Despite Newsom’s assertions, California now boasts the second-highest electricity prices in the U.S., just behind Hawaii. A report by Dr. Jonathan A. Lesser reveals that California has seen electricity rates increase by 127% since 2010—leading the nation. The inconvenient truth? Newsom might not want voters to realize just how costly “green” energy can be. Guaranteeing power when wind and solar aren’t viable options is quite pricey.

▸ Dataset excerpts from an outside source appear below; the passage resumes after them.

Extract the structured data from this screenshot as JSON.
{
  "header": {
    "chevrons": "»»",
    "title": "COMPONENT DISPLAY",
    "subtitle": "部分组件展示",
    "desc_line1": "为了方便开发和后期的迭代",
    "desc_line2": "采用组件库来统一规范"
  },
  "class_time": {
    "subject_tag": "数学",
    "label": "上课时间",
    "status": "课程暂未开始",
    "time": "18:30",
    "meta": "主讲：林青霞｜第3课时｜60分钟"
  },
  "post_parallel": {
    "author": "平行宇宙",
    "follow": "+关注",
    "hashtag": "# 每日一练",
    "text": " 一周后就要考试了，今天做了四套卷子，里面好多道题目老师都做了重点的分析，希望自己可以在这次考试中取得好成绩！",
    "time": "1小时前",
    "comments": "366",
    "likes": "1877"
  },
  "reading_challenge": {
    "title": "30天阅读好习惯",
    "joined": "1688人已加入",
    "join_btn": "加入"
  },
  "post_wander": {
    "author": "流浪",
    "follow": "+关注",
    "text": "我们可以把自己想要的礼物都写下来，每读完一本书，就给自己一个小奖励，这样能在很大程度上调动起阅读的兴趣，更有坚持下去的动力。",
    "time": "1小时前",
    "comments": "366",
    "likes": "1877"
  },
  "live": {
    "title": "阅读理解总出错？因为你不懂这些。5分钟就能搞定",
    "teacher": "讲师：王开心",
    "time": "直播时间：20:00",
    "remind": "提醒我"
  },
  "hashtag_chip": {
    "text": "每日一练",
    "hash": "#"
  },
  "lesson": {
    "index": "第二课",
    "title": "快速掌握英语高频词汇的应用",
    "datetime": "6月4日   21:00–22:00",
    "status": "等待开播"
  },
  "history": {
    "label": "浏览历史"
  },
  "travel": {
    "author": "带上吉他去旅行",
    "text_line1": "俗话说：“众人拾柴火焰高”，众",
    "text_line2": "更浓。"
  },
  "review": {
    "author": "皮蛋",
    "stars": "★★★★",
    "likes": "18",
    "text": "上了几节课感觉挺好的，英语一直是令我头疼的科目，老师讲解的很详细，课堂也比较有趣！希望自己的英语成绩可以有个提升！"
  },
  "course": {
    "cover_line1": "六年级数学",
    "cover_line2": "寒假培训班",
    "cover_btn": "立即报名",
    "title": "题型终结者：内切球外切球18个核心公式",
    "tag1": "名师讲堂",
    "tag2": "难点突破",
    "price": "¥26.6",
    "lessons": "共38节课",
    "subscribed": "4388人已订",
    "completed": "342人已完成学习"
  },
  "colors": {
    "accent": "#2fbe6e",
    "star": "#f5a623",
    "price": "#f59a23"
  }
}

In fact, Lesser points out that these factors contribute significantly to soaring electricity costs. The Biden administration’s aggressive promotion of subsidized renewables, along with California’s policies, has disrupted energy grids. Consumers are left to foot the bill for the unreliable “green” sources, which need backup from more stable gas power and costly batteries.
Moreover, the Energy Information Administration (EIA) indicates a nationwide average increase in residential electricity prices by around 63% from early 2010 to mid-2025. However, this rise isn’t uniform across the board. States like California and Massachusetts now face some of the highest rates, surpassing 30 cents per kilowatt-hour in specific locales.
Critics have suggested that data centers, the energy-hungry facilities powering AI and cloud computing, may be to blame. While it’s true they require significant power, rates in Virginia—home to many such centers—are below the national average. So, if data centers are the culprits, why isn’t Virginia experiencing the same level of price hikes as California?
A recent analysis by the International Renewable Energy Agency highlights falling renewable energy prices, but Lesser contends that this is a misleading simplification. Subsidies like the federal Production Tax Credit create market distortions, pushing prices down artificially and discouraging the construction of reliable energy sources.
Interestingly, between 2010 and 2024, there was a 16% increase in electricity capacity, but retail sales only went up 5%. While intermittent wind and solar energy grew tremendously, traditional power sources like coal and gas saw significant declines. This shift raises questions about the grid’s reliability going forward.
Looking ahead, projections indicate that over 1,900 megawatts of fossil fuel power will be decommissioned soon, with an additional 12,600 megawatts expected to shut down by 2026. The concern is what will fill this vacuum—more wind and solar subsidies, but will they be adequate?
States like New Jersey and New York have even shuttered reliable energy plants, like the Oyster Creek nuclear power facility. Current EPA rules are working to limit coal plants as well. Meanwhile, California pushes for zero-emission vehicles by 2035, yet overlooks the fact that wind and solar energy can’t guarantee the stability needed for a reliable grid.
The reality is stark: soaring prices are a likely fallout from these energy policies. Trump’s recent energy initiatives contrast sharply, as they aim to restore affordable energy and prioritize nuclear and fossil fuels. Such measures could stabilize prices and ensure a dependable power supply.
What Biden and Newsom envisioned as a pathway to cheaper electricity has, paradoxically, resulted in the opposite. Americans deserve a power grid that bolsters economic growth, not one that jeopardizes it.